82. A kit for selecting a patient suffering from lung cancer to benefit from immunotherapy or immunochemotherapy, or for determining whether to treat a patient suffering from lung cancer with immunochemotherapy or immunotherapy, wherein said kit comprises: means for determining the level of at least one miRNA having a nucleotide sequence selected from the group consisting of SEQ ID NO: 12 (hsa-miR-223-3p), SEQ ID NO: 13 (hsa-miR-23a-3p), SEQ ID NO: 1 (hsa-miR-342-3p), SEQ ID NO: 2 (hsa-let-7f-5p), SEQ ID NO: 3 (hsa-miR-155-5p), SEQ ID NO: 4 (hsa-miR-148a-3p), and SEQ ID NO: 5 (hsa- miR-192-5p), SEQ ID NO: 6 (hsa-miR-451a), SEQ ID NO: 7 (hsa-miR-125a-5p), SEQ ID NO: 8 (hsa-miR-576-5p), SEQ ID NO: 9 (hsa-miR-142-5p), SEQ ID NO: 10 (hsa-miR- 148b-3p), SEQ ID NO: 11 (hsa-miR-143-3p), SEQ ID NO: 14 (hsa-miR-145-5p), SEQ ID NO: 15 (hsa-miR-150-5p), SEQ ID NO: 16 (hsa-miR-199b-5p), SEQ ID NO: 17 (hsa-miR- 93-3p), SEQ ID NO: 18 (hsa-miR-151a-3p), SEQ ID NO: 19 (hsa-miR-30e-3p), a fragment thereof, and a sequence having at least 80% sequence identity thereto.
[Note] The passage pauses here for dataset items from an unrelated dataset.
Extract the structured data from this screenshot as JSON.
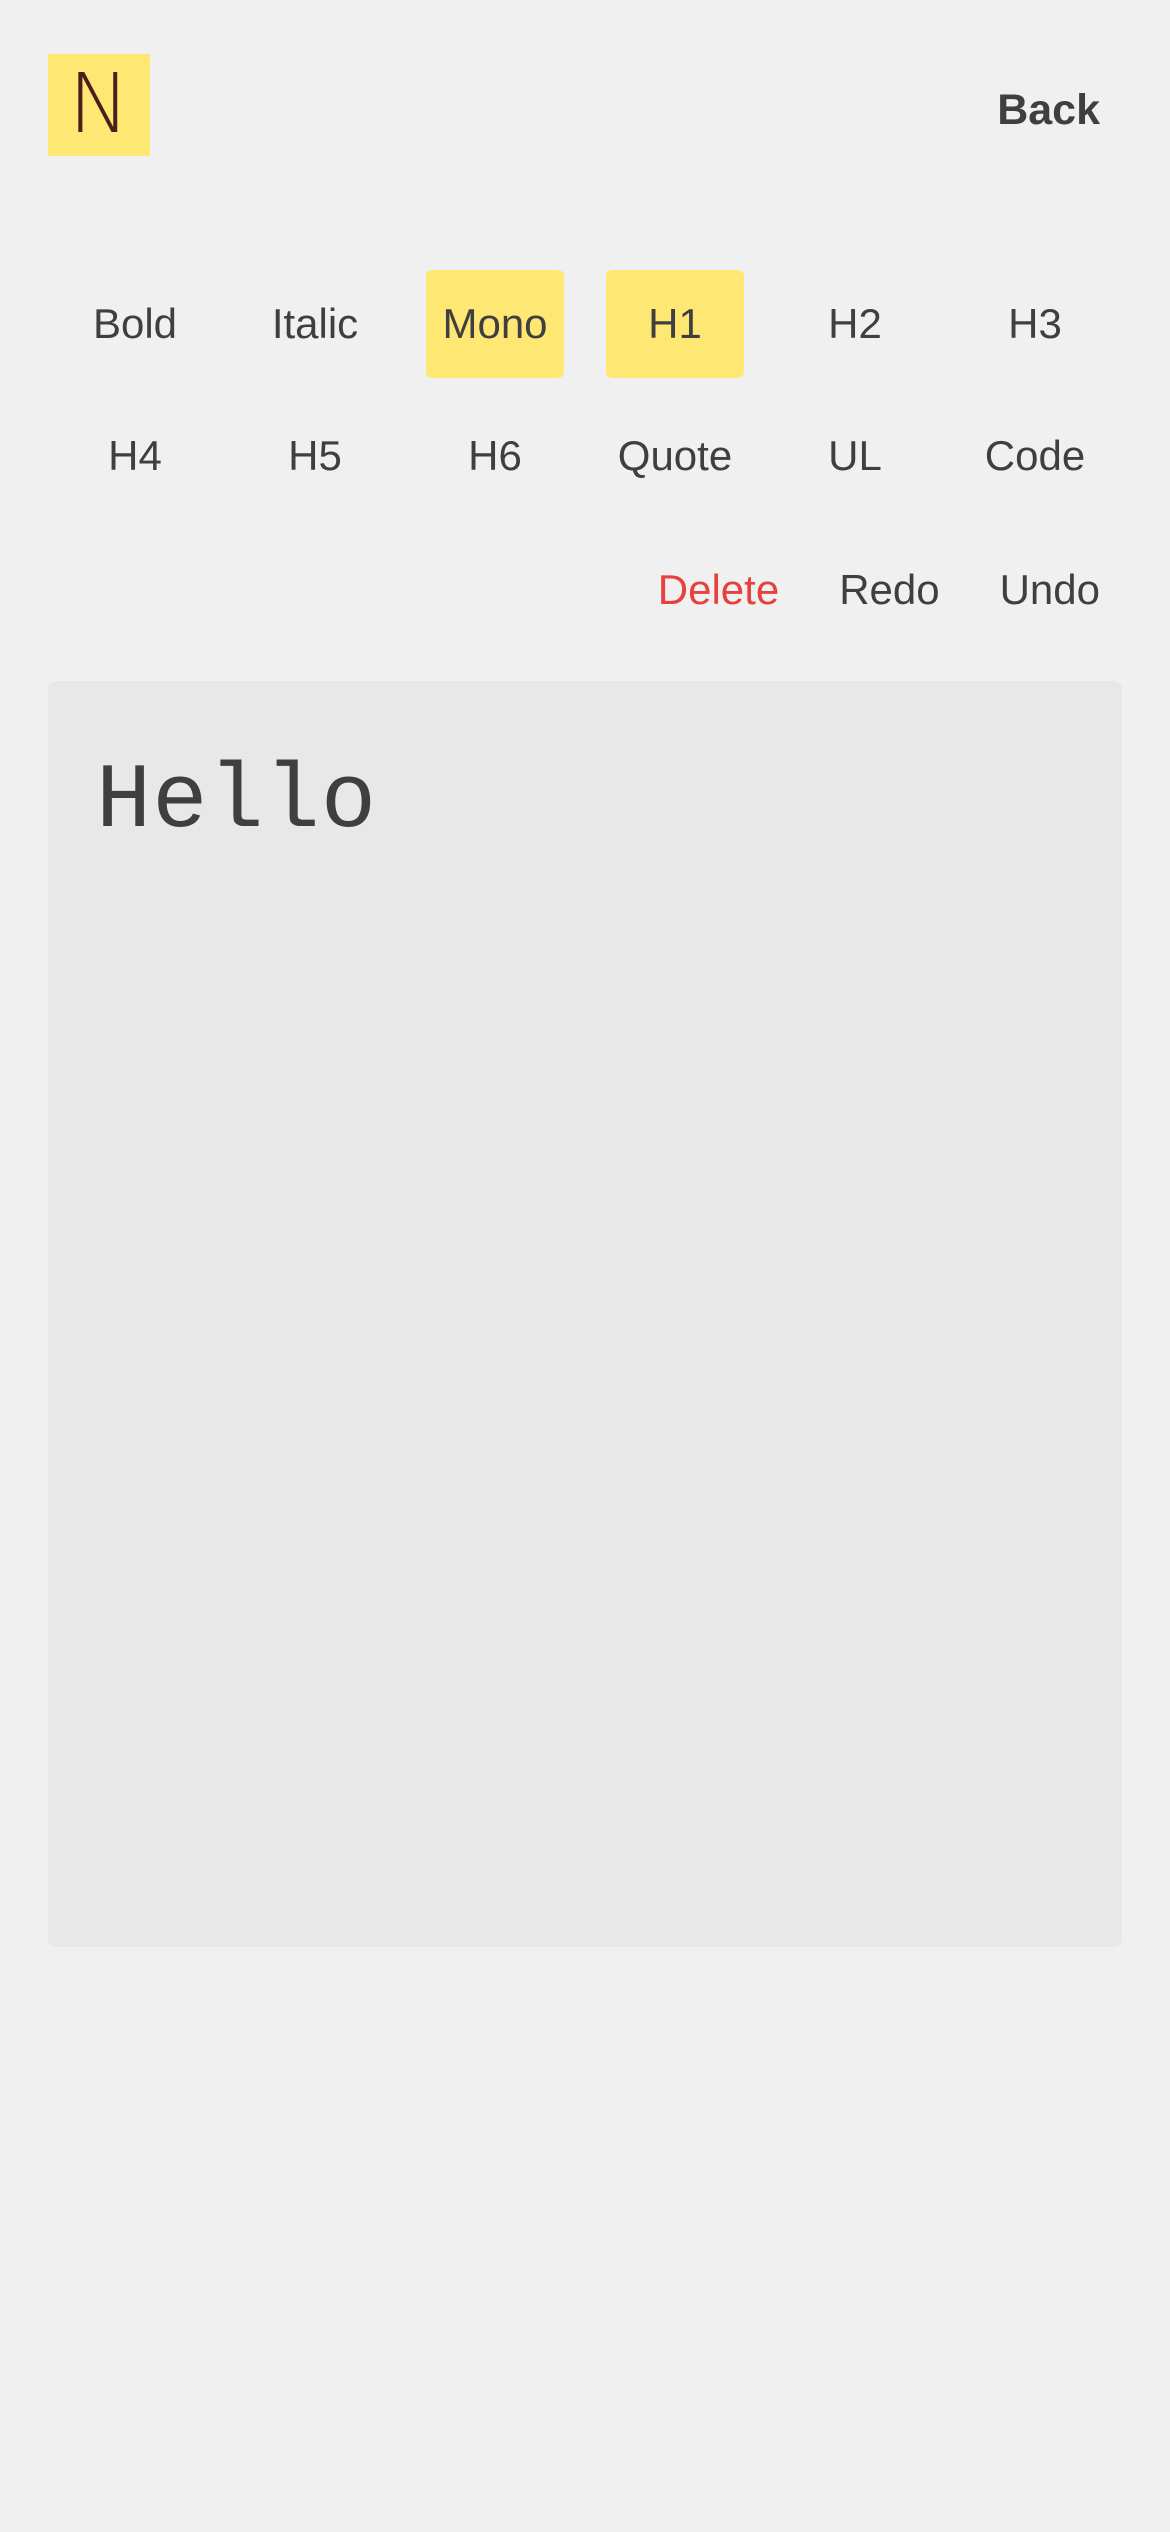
{
  "header": {
    "logo_letter": "N",
    "back_label": "Back"
  },
  "toolbar": {
    "rows": [
      [
        {
          "label": "Bold",
          "active": false
        },
        {
          "label": "Italic",
          "active": false
        },
        {
          "label": "Mono",
          "active": true
        },
        {
          "label": "H1",
          "active": true
        },
        {
          "label": "H2",
          "active": false
        },
        {
          "label": "H3",
          "active": false
        }
      ],
      [
        {
          "label": "H4",
          "active": false
        },
        {
          "label": "H5",
          "active": false
        },
        {
          "label": "H6",
          "active": false
        },
        {
          "label": "Quote",
          "active": false
        },
        {
          "label": "UL",
          "active": false
        },
        {
          "label": "Code",
          "active": false
        }
      ]
    ]
  },
  "actions": {
    "delete_label": "Delete",
    "redo_label": "Redo",
    "undo_label": "Undo"
  },
  "editor": {
    "content": "Hello"
  },
  "colors": {
    "accent": "#ffe774",
    "danger": "#e5423d",
    "background": "#f0f0f0",
    "editor_bg": "#e8e8e8",
    "text": "#3f3f3f",
    "logo_text": "#4a1f1c"
  }
}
83. The kit of claim 82, wherein said kit further comprises instructions on how to carry out the methods according to any one of claims 55 to 74.

84. The kit of any one of claims 82 or 83, wherein the kit is useful for conducting the methods according to any one of claims 55 to 74.